Identification of common hub genes and pathways in systemic lupus erythematosus and cervical cancer using bioinformatics approach.
Loganathan Tamizhini T, Madhulekha S S, Zayed Hatem H, C George Priya Doss GPD
Systemic lupus erythematosus (SLE) is a complex autoimmune condition characterized by multifactorial pathogenesis involving dysregulated immune responses. It has been associated with an elevated risk of various cancers, notably cervical cancer (CC), one of the most common cancers in women globally. Despite this association, the molecular mechanisms linking SLE and CC remain incompletely defined.
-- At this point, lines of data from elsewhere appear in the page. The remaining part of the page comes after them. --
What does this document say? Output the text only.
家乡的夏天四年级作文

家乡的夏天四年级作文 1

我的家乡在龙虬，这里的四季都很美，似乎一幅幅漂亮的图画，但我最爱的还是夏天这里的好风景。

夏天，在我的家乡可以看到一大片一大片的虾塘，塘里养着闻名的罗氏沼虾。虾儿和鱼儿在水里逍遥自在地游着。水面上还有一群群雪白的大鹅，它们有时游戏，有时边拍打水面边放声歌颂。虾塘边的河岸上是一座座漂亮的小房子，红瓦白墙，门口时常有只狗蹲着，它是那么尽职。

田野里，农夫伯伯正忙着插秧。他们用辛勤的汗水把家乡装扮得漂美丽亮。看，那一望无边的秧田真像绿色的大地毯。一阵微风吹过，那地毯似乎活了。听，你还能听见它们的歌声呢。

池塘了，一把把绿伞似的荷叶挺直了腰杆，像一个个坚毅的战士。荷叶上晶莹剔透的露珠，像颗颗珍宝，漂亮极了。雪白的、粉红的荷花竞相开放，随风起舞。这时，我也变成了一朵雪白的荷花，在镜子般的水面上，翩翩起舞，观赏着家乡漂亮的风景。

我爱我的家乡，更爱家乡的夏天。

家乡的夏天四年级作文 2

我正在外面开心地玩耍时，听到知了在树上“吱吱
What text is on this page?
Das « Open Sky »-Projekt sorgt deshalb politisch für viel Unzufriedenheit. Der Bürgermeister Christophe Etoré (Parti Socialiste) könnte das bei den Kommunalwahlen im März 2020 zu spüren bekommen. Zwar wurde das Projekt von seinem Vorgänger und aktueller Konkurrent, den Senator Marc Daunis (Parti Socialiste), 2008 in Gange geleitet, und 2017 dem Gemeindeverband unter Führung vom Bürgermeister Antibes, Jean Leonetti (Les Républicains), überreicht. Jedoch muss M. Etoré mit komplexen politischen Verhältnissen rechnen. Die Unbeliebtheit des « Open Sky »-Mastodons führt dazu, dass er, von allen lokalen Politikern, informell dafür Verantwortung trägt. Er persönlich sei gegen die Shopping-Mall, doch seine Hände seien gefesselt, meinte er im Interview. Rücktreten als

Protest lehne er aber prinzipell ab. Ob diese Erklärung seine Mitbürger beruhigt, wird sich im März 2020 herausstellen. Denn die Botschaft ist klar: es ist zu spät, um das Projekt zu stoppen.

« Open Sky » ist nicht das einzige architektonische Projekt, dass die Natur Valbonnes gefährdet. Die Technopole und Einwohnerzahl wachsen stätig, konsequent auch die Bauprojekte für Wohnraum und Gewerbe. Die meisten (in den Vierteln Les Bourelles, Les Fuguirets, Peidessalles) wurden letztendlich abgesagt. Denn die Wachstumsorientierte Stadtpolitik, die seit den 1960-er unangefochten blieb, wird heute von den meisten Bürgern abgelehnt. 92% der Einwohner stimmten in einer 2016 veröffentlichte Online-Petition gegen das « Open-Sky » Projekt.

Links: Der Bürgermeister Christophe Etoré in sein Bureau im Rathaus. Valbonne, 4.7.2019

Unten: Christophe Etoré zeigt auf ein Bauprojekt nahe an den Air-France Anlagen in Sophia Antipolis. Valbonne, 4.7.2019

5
To investigate this intersection, we employed integrative bioinformatics approaches to analyze transcriptomic datasets relevant to both SLE and CC, including GSE112087, GSE154851, GSE46907, GSE49454, GSE50772, GSE63514, GSE64217, GSE63678, GSE7803, and GSE9750 . We performed differential gene expression analysis, constructed Protein-Protein Interaction (PPI) networks, and carried out functional annotation to pinpoint pivotal hub genes and signaling pathways implicated in both diseases. Our analysis revealed significant differentially expressed genes (DEGs) in SLE, predominantly associated with cytokine and interferon alpha/beta signaling pathways, as well as the innate immune response. Notable hub genes included MX1, ISG15, and STAT1. In CC, DEGs were chiefly enriched in the mitotic cell cycle and cytokine signaling processes, with CDK1 and DLGAP5 standing out as key hub genes. The cross-disease analysis identified shared DEGs between SLE and CC, particularly in the interferon-alpha/beta and cytokine signaling pathways. This suggests a shared molecular architecture that underlies both autoimmune and cancer pathogenesis. Our study underscores the common molecular pathways between SLE and CC, highlighting the significance of interferon and cytokine signaling in the pathogenesis of both diseases. These insights set the stage for future research into potential therapeutic targets for the treatment of both SLE and CC.